This has been one of those days no one wanted to do anything.
We did go down to East Town Mall this morning.
The place is just awful now.
I don’t think there are more than a handful of stores or restaurants hanging on.
It’s empty and neglected-looking.
Badger needed a wireless controller for her game.
With Gealach in her bedroom on the weekends now, she can’t sit on her floor to play—she doesn’t want to wake up G.
Her current controller won’t reach the top bunk, so wireless was the only way to go.
She has an outdated system, so finding games or controllers is nearly impossible.
We had to get one from what was essentially a game system pawn shop.
Hopefully, it works.
The sound isn’t a problem, if you’re wondering how she can play a noisy game all night and not wake up G.
Badger has never liked sound on her games.
She keeps it off.
We came home and everyone stayed in.
Gealach and Peacock were watching TV in his room.
Cowboy was watching TV in the living room.
Badger was in her room playing her game.
So I went in my room and watched TV.
Pretty much, that’s how it’s been all day—all evening.
I’m not complaining. I’m just bone tired and want to rest up.
I got my notice for jury duty right before we went to the campground.
I called and told them I can’t drive, so I asked if I could apply for a hardship discharge.

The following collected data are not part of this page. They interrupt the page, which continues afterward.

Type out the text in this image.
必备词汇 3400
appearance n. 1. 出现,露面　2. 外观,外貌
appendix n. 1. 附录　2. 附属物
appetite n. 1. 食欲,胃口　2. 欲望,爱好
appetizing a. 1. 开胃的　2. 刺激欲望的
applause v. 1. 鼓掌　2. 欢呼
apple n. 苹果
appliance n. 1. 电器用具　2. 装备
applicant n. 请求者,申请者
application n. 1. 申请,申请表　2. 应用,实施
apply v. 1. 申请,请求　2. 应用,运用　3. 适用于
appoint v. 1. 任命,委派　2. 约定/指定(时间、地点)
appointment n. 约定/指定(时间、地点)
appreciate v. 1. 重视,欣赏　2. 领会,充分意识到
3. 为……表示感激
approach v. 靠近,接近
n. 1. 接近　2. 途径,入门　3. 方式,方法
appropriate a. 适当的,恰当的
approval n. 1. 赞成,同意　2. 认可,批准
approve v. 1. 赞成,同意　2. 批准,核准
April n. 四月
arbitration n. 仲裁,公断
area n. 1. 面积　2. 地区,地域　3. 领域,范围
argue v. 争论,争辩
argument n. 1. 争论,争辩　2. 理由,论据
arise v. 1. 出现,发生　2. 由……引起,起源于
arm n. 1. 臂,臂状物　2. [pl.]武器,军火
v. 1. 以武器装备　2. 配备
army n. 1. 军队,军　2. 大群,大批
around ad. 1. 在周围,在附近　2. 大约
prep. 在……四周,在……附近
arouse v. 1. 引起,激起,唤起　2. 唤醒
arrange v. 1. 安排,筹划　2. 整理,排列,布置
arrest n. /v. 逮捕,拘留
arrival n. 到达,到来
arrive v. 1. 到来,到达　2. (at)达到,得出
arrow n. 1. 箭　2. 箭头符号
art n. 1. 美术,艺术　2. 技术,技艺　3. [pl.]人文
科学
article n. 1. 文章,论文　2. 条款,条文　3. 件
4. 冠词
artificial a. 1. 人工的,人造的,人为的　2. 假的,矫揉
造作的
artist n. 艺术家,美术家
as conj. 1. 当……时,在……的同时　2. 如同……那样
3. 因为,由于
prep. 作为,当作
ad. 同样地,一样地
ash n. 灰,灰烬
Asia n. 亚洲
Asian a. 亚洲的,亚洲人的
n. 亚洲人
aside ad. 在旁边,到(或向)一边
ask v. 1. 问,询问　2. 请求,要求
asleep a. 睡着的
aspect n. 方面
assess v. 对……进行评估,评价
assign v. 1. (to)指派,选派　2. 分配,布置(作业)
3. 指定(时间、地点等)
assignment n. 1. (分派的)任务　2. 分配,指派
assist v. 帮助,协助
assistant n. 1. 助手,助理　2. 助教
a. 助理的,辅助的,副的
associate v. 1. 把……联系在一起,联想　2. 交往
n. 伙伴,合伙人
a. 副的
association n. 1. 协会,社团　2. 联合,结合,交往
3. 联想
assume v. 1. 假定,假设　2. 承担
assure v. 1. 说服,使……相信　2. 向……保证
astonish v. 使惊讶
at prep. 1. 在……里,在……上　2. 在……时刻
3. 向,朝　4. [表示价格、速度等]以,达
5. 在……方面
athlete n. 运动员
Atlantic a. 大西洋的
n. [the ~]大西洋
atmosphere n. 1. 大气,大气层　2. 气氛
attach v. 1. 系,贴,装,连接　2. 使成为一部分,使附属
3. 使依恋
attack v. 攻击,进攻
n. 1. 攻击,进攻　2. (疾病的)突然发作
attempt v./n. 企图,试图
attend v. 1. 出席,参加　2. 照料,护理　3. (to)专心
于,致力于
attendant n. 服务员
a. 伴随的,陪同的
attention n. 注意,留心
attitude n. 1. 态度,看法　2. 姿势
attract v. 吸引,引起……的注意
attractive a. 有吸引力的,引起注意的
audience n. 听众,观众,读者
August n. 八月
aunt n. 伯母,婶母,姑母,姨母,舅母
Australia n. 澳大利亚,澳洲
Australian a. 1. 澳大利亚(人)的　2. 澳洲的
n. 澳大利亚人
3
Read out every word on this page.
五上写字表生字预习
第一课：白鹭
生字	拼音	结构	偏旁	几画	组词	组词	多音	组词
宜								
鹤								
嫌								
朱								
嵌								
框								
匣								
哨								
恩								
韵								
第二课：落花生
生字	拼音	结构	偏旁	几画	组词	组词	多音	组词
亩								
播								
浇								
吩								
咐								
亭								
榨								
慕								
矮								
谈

Apparently, not being able to drive isn’t a hardship.
They said they’ll just send the sheriff to pick me up and bring me home.
Ha!
I’ll be the talk of the town.
Wi-Fi was nonexistent and data was sketchy, so I finally sat down and read it fully today.
Badger has level 1 autism.
That’s not a surprise—he went over that in his office.
He actually thinks she has Asperger’s, but that diagnosis is no longer given out.
In 2013, the American Psychiatric Association merged four distinct autism diagnoses into one umbrella diagnosis of autism spectrum disorder (ASD). They included autistic disorder, childhood disintegrative disorder, pervasive developmental disorder-not otherwise specified (PDD-NOS) and Asperger syndrome.
All of her tests were consistent with autism.
This still gets me just so angry.
None of the psychiatrists we saw from the time Badger was two onward would even perform a single autism test.
She missed out on early intervention.
She missed out on counseling.
She missed out on the help she needed—because she was a girl.
And “girls can’t have autism.”
Her IQ is in the low average range, her visual-spatial skills were in the extremely low range.
What this means, I don't know & he didn't elaborate.
He feels that she's never had anxiety or selective mutism.
Enlarge the picture.
That bit hits hard, I don't know why, but it does.
Maybe because I live with Badger, I don't see what a stranger would see about her.
I've never thought her any different from her brothers, but to a stranger, apparently, there is a difference.
But we have the report & now we can figure out what to do.